Uma confissão para a minha analista

Acho que era março de 2015. Não tenho certeza... Mas foi depois do carnaval.

Fazia quase um mês que eu não saía de casa. Mas dessa vez me convenceram a por o pé na rua e eu me vi num meio de uma festa universitária. Não sei como fui parar ali, do lado dela... Antes eu tivesse permanecido em casa ruminando meus pensamentos. Mas algo dentro de mim me compeliu a me aproximar dela.

E então, como não era muito comum na minha vida, tudo pareceu fluir perfeitamente. Eu olhei pra ela. Ela olhou pra mim e sorriu. Conversamos boa parte da noite e antes de ir embora eu perguntei se nos veriamos novamente.

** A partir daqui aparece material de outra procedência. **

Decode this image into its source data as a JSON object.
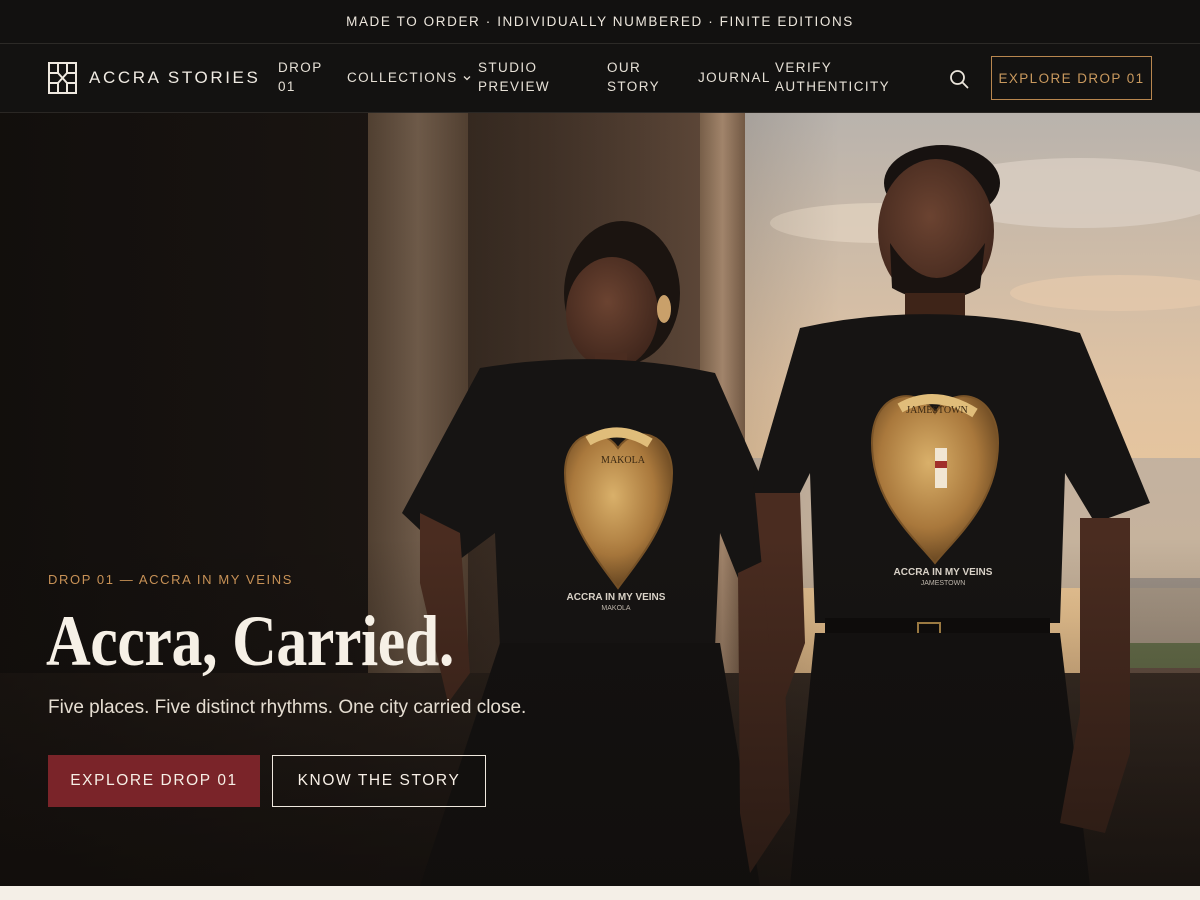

Então ela me deu o número de seu telefone.

No dia seguinte eu liguei e ela atendeu.

Eu estava cansado de me investir nos relacionamentos errados. Cansado de dar tudo de mim e receber quase nada em troca. Mas ela me deu muitos sorrisos em conversas nas madrugadas que se seguiram, então eu achei que ela poderia querer ficar... de verdade.

Uma noite, no meio da rua, sem pensar muito bem, eu a pedi em namoro e ela disse sim, para o meu espanto. Apesar da mútua embriaguez, que me fez questionar se ela lembraria do que havíamos feito, no dia seguinte ela me chamou de namorado e eu tive certeza de que estava tudo certo. Puta merda. Eu não podia estar mais errado. Só que demorou pra eu perceber.

Eu não quero entediar ninguém com minúcias, dessa forma, pra resumir eu devo dizer que não demorou tanto pra que as coisas começassem a parecer fora de lugar. Ela começou a perder o interesse. Aparentemente não havia mais tempo nos seus dias para estar comigo. Estar apaixonado por ela se tornou uma matéria de aprender a conviver com as ausências e aproveitar o máximo dos momentos que tínhamos juntos. Confesso que minha paixão foi um tipo de cegueira que não me permitiu ver o óbvio. Havia outro. Na verdade, havia outras pessoas. E ela era outra pessoa. Alguém completamente diferente do que eu achava que ela era.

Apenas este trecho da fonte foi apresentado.